The firm said the suspension covers arrangements involving client money or assets under the client assets regime, title transfer collateral arrangements, delivery versus payment transactions and matched principal transactions, among others. The restrictions effectively limit how the UK entity can handle client funds and trading activity for the time being.
Saxo Hong Kong fined
In Hong Kong, Securities and Futures Commission reprimanded and fined Saxo Bank’s local unit HK$4 million (about US$514,000) for offering 32 cryptocurrency products to retail investors that were intended only for professional clients. The regulator said Saxo Capital Markets HK breached licensing requirements by allowing retail traders access to unauthorized virtual asset products through its online platform.
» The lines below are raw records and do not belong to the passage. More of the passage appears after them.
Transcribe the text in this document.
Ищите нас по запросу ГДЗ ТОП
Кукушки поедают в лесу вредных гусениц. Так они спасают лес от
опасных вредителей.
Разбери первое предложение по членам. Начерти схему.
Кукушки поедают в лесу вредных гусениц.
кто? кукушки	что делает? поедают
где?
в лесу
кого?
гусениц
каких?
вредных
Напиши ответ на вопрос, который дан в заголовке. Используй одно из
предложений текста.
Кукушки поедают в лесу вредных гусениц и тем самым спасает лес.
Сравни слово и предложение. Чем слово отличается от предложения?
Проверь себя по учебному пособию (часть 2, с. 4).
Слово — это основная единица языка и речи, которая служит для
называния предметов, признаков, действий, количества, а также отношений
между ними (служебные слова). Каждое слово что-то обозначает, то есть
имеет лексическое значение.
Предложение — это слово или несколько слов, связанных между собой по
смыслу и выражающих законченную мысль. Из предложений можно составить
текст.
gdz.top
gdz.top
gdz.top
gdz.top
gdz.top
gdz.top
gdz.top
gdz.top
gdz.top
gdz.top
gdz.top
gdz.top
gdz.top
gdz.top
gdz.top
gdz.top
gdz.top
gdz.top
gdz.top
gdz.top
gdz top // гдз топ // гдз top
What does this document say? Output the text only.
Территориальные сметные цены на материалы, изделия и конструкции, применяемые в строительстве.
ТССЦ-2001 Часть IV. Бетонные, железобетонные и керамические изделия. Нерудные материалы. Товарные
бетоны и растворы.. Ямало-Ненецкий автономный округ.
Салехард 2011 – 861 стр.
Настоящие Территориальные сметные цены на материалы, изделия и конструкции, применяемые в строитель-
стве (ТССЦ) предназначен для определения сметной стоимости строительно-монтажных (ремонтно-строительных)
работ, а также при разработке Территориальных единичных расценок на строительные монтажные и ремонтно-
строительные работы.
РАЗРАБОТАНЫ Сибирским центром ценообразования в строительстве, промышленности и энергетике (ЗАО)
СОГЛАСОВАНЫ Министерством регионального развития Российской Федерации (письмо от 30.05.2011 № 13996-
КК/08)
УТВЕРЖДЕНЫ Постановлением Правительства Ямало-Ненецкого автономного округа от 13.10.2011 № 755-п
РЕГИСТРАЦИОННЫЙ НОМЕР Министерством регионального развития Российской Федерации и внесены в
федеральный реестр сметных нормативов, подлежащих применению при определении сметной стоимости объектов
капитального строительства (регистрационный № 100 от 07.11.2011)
The penalty follows the Danish bank’s decision to close its Hong Kong office and cease operations in the city about a year ago, as part of a shift in focus toward its Singapore hub. The SFC emphasized that Saxo’s actions exposed retail investors to products beyond their risk tolerance, underscoring regulatory scrutiny on crypto-related offerings in Hong Kong’s tightly supervised market.
FX firms find value in sports
Lastly, there’s a significant gap in forex services for sports clubs, as highlighted by the £22 million English Premier League teams reportedly lost in FX fees during the last player transfer window.
This inefficiency has created opportunities for forex and payments companies such as Airwallex and Corpay to step in, offering specialized FX solutions while striking distinctive promotional partnerships with football and other sports teams.
Traditionally, sports sponsorships have served as a major marketing tool for financial services firms. However, payments providers are now taking these collaborations further by integrating practical services into their deals—streamlining cross-border payments and minimising currency losses for clubs involved in international transactions.